C’è un punto preciso, tra Scilla e Cariddi, in cui la geografia smette di essere carta e diventa esperienza. È lì che Antonio Spadaro sceglie di cominciare il suo viaggio. E da lì parte anche questo libro, che non è una guida e nemmeno un saggio classico, ma qualcosa di più difficile da definire: un attraversamento.
Dal 20 marzo arriva in libreria “La Sicilia è un sentimento. Viaggio sul limite dello Stretto”, pubblicato dal Touring Club Italiano, nella collana Andante. Un volume breve, ma denso, che prova a dire una cosa semplice e insieme radicale: la Sicilia non si capisce, si sente.
Lo Stretto come luogo dell’anima
Il cuore del libro è lo Stretto di Messina. Non come paesaggio da cartolina, ma come spazio simbolico.
Nelle prime pagine, Spadaro chiarisce subito il senso del suo lavoro: la Sicilia è un “sentimento fondamentale”, qualcosa che precede il ragionamento e orienta lo sguardo sul mondo . Non è un’idea astratta, ma una forma di esperienza.
Lo Stretto diventa così un laboratorio filosofico. Un luogo in cui la distanza è minima ma mai colmabile, dove le correnti si scontrano e si mescolano, e dove l’identità si costruisce nella tensione, non nella simmetria.
Tra mito, letteratura e memoria personale
Il libro attraversa continuamente piani diversi: il mito (Scilla e Cariddi), la letteratura (da Sciascia a Bufalino, da Tomasi di Lampedusa a Pirandello), e la memoria personale.
Spadaro racconta una Sicilia che non è mai una sola. È plurale, stratificata, contraddittoria. Come scrive, non è una “raccolta ordinata”, ma un viaggio sentimentale nella materia stessa dell’esperienza .
E dentro questo viaggio c’è Messina, città d’origine dell’autore, che torna come punto di partenza e di ritorno. Non nostalgia, ma necessità.
La materia che pensa: sabbia, mare, correnti
Uno degli aspetti più interessanti è il modo in cui Spadaro lavora sugli elementi fisici.

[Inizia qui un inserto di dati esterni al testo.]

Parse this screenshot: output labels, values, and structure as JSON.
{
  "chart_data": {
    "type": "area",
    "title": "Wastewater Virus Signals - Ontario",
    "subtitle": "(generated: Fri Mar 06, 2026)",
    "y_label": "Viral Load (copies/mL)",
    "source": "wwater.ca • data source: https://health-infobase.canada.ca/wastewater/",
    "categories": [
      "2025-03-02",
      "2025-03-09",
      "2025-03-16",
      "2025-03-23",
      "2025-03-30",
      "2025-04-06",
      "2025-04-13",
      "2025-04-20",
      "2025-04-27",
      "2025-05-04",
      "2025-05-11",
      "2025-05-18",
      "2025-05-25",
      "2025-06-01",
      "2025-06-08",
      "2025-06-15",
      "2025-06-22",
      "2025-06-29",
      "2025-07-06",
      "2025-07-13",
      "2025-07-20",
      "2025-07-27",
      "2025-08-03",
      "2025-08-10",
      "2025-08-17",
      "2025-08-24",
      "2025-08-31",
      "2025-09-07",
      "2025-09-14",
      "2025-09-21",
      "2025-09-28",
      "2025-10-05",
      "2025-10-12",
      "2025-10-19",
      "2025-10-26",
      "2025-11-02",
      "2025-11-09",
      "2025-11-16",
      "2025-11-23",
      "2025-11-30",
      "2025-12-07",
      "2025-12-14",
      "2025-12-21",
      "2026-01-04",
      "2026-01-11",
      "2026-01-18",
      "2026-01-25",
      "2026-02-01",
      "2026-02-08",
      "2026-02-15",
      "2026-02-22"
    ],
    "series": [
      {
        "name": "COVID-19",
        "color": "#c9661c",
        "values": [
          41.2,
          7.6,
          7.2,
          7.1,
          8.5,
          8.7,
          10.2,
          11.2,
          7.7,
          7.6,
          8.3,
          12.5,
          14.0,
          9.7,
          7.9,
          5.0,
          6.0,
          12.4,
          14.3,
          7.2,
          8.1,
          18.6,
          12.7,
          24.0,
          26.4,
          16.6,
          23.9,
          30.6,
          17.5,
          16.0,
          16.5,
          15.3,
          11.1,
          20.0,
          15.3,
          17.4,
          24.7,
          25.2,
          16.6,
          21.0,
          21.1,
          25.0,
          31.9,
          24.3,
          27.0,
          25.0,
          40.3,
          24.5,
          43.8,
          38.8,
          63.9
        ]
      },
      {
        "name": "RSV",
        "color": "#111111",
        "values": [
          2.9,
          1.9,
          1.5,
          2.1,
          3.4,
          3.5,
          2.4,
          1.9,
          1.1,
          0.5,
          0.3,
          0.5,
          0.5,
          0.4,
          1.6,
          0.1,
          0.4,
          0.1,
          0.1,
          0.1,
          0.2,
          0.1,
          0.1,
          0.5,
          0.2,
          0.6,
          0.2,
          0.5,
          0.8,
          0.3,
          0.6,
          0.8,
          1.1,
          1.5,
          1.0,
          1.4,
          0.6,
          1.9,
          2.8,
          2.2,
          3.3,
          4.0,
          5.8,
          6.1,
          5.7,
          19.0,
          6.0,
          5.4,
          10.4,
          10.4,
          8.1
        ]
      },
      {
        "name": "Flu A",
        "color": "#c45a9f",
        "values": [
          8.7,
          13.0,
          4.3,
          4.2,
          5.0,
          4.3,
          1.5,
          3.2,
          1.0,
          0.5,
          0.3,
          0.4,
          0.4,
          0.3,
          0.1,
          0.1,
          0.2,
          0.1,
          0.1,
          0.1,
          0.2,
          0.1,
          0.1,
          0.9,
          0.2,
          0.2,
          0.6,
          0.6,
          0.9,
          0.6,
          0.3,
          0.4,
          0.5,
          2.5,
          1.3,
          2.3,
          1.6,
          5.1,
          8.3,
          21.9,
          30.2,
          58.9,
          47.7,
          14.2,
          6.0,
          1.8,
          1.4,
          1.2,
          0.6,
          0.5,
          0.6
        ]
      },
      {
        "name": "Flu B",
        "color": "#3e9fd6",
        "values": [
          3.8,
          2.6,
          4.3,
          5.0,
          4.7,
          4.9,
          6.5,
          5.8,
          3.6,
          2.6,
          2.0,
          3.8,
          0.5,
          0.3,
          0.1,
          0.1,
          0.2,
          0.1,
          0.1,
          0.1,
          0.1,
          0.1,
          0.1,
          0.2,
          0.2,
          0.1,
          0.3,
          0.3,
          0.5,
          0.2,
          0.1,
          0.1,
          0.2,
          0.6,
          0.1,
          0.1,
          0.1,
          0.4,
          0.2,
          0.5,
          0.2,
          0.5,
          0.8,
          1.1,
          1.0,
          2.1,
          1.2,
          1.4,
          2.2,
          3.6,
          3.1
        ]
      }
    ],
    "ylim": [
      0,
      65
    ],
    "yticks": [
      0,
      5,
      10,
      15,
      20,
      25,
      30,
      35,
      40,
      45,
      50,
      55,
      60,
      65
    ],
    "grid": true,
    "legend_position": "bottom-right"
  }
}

Nel capitolo dedicato alla sabbia dello Stretto, ad esempio, questa diventa “scrittura sedimentaria”, traccia del tempo e dell’incontro tra terra e acqua . Non è solo paesaggio: è racconto, è identità.
Camminare sulla spiaggia, scrive, è un atto filosofico. Il corpo entra in relazione con il luogo, affonda, incontra resistenze e movimenti. È lì che nasce il pensiero.
Un libro per chi arriva, ma soprattutto per chi resta
C’è una linea sottile che attraversa tutto il libro: la Sicilia come luogo di attraversamento.
Lo Stretto non è solo confine geografico, ma simbolo di una condizione umana fatta di tensioni, opposti, correnti contrarie. Un limite che non si supera una volta per tutte, ma che si attraversa continuamente.
E allora questo libro parla sì a chi guarda la Sicilia da fuori. Ma forse ancora di più a chi ci vive.
Perché costringe a fare una cosa semplice e difficile:
guardare la propria terra come se fosse la prima volta.
E accettare che non tutto si spiega.
Alcune cose, semplicemente, si sentono.